AMENDMENT NO. 1
Exhibit 10.26(b)
[***] Certain information in this document has been omitted and filed separately with the Securities and Exchange Commission. Confidential treatment has been requested with respect to the omitted portions.
AMENDMENT NO. 1
This Amendment No. 1 is entered into as of August 13, 2008 (“Amendment Date”) by and between ViewRay Incorporated, a Delaware corporation (“ViewRay”), and Euromechanics Medical GmbH, a German corporation (“Euromechanics”) that is the successor by merger to 3DLine GmbH, a German corporation (“3D Line”).
ViewRay and 3D Line entered into the certain Amended and Restated Joint Development and Supply Agreement (“Agreement”) as of November 17, 2007 (the “Effective Date”). 3D Line was merged into Euromechanics effective as of August 13, 2008, in a transaction under which 3D Line, inter alia, assigned the Agreement to Euromechanics.
Section 9.5 of the Agreement provides, inter alia, that any assignment of the Agreement in connection with a merger requires that the party making the assignment provide prior notice to the other party and that the assignee of the Agreement confirm in writing to such other party that it will assume all obligations imposed upon the assigning party under the Agreement.
Euromechanics and ViewRay wish to enter into this Amendment No. 1 effective as of the Amendment Date.
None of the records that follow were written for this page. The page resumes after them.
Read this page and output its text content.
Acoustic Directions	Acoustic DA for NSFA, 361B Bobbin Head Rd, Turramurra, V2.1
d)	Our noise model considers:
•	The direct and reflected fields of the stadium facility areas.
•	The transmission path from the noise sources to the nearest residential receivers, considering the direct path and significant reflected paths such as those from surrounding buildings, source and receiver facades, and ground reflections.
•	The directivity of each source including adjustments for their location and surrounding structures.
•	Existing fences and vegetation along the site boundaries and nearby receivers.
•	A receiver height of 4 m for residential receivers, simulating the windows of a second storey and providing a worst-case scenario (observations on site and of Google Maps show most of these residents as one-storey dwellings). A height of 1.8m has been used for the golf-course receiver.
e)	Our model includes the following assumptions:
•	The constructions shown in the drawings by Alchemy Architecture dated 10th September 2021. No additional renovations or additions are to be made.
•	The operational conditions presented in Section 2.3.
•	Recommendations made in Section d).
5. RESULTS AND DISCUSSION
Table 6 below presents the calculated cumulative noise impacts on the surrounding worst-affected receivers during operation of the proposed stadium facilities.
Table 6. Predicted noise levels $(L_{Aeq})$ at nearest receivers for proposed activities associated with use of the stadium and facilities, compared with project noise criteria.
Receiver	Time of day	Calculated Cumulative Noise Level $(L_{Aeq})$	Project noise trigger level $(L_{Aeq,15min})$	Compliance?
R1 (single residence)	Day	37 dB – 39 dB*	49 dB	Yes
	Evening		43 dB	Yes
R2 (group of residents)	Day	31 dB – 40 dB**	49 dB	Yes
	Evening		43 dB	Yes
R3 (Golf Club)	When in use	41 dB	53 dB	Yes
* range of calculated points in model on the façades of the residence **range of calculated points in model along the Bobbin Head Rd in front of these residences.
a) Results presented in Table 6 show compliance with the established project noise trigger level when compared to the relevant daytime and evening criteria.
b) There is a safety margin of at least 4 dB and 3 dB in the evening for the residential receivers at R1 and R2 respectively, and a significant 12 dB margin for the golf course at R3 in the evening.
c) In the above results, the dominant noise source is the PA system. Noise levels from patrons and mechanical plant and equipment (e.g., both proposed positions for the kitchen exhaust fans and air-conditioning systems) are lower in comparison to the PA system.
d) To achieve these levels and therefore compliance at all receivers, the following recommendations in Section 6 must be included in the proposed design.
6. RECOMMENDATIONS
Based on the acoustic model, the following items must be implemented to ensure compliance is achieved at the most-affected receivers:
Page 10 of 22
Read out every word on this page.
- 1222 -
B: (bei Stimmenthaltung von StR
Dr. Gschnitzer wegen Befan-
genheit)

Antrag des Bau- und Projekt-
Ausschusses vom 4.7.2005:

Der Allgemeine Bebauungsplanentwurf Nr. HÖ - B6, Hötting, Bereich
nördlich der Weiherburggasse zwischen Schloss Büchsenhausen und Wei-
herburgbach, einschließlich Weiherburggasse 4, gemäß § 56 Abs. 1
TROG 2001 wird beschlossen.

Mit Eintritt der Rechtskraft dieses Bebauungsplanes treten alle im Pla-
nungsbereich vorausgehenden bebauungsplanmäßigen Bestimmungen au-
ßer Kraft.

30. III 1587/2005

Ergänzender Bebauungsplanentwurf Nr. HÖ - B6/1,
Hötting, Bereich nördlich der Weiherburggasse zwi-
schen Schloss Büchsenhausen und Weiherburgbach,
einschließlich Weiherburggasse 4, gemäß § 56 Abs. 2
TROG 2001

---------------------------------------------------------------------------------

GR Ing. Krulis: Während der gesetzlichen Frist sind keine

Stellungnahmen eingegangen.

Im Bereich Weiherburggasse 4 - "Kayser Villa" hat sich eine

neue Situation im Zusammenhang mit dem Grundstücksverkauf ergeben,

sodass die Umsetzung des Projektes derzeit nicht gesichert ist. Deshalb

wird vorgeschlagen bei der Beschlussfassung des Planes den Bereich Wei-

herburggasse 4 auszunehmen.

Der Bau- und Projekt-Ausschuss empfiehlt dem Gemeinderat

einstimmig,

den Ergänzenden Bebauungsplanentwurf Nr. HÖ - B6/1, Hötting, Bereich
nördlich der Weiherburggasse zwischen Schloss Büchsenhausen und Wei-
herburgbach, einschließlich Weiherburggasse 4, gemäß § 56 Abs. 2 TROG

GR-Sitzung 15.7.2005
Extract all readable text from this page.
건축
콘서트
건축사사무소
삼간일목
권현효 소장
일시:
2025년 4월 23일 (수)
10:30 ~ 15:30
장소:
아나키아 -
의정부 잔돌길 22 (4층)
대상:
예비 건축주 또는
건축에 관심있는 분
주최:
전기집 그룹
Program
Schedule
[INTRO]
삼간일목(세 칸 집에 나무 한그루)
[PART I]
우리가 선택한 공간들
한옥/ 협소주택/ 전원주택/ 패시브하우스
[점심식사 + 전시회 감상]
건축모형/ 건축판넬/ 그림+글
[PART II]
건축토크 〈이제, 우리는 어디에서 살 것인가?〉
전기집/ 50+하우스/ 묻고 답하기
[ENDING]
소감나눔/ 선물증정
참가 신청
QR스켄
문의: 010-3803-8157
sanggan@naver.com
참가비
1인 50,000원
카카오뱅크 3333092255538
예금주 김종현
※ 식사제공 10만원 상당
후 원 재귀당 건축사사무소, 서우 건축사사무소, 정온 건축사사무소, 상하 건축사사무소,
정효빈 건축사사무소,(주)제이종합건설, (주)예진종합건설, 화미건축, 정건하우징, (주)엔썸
Capitalized terms used in this Amendment No. 1 and not defined herein are used with the meanings ascribed to them in the Agreement.
NOW THEREFORE, in consideration of the mutual covenants and promises contained in this Amendment No. 1, the parties agree to amend the Agreement as follows:
1. Assignment. In accordance with Section 9.5 of the Agreement, Euromechanics hereby expressly assumes all obligations imposed on 3D Line by the Agreement. All references in the Agreement to 3D Line shall, from the Amendment Date be deemed to be references to Euromechanics.
2. Ratification. Except to the extent expressly amended by this Amendment No. 1, all of the terms, provisions and conditions of the Agreement are hereby ratified and confirmed and shall remain in full force and effect. The term “Agreement”, as used in the Agreement, shall henceforth be deemed to be a reference to the Agreement as amended by this Amendment No. 1.
3. General. This Amendment No. 1 may be executed in counterparts, each of which will be deemed an original with all such counterparts together constituting one instrument.
IN WITNESS WHEREOF, the parties have caused this Amendment No. 1 to be executed on their behalf by their duly authorized representatives intending it to take effect as an instrument under seal as of the Amendment Date.
VIEWRAY INCORPORATED | EUROMECHANICS MEDICAL GmbH | |||||||
By | /s/ Xxxx Xxxxx | By | /s/ Xxxxx Xxxxxxxx | |||||
Xxxx Xxxxx, Acting Chief Executive Officer | Xxxxx Xxxxxxxx, Chief Executive Officer | |||||||
Notice Address: ViewRay Incorporated 2 Thermo Xxxxxx Xxx Xxxxxxx Xxxxxxx, XX 00000 Attn: CEO Phone: [***] Fax: [***] |
Notice Address: Euromechanics Medical GmbH Xxxxxxxxxxxx Xxxxxxx 0,X-00000 Xxxxxxxxxxxxxx, Xxxxxxx Attn: CEO Phone: [***] Fax: [***] |
[***] Certain information in this document has been omitted and filed separately with the Securities and Exchange Commission. Confidential treatment has been requested with respect to the omitted portions.